The Canadian, U.S., and Mexican government quietly released their Security and Prosperity Partnership for North America
today. While the documents contain the usual high level commitments, several elements are worth watching from an technology and privacy law perspective.
First, the document commits to a "Fake Free North America." This apparently includes a coordinated strategy to combat counterfeiting and piracy. This particular issue was also raised in the recent USTR report and so this new initiative might result in some action. Thankfully, there is no mention of the U.S.’s perception that Canadian copyright reform is inadequate.
Second, the agreement also includes a new Framework of Common Principles for Electronic Commerce between the three countries. Annex C sets out a plan for implementing the principles and two issues caught my eye. First, the plan envisages combating spam through information sharing and the adoption of industry best-practices. This language is not nearly as strong as that used by the National Task Force on Spam, but may reflect the political realities of negotiating principles with the U.S.

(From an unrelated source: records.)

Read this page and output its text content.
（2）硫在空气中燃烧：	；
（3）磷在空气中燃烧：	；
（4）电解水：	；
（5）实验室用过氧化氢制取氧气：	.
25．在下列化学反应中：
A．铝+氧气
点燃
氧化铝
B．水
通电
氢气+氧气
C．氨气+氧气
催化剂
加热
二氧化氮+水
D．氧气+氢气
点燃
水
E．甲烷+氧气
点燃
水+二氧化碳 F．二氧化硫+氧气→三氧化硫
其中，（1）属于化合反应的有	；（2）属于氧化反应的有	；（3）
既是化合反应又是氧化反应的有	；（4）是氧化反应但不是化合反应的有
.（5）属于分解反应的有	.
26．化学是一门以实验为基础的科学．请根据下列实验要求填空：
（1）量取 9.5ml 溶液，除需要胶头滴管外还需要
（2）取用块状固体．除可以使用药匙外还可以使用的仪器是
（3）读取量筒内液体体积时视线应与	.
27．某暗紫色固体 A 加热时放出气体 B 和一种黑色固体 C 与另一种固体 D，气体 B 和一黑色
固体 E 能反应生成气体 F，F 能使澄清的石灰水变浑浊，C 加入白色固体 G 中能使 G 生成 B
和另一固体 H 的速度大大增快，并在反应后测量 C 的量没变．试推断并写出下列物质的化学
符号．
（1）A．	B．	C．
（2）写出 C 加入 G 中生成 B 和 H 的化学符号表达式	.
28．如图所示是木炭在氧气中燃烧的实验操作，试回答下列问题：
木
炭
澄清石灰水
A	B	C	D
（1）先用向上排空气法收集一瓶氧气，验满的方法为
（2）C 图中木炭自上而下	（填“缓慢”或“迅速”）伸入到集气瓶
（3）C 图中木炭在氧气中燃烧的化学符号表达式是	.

Second, the plan calls for the establishment of a formal process for consultation on issues related to the protection of personal information and trans-border data flows, consistent with privacy goals, the needs of legitimate private and public sector business as well as the protection of public safety and national security. If this does indeed result in a formal process, this issue has some potential given the growing concern associated with U.S. law enforcement access to Canadian data and related outsourcing issues.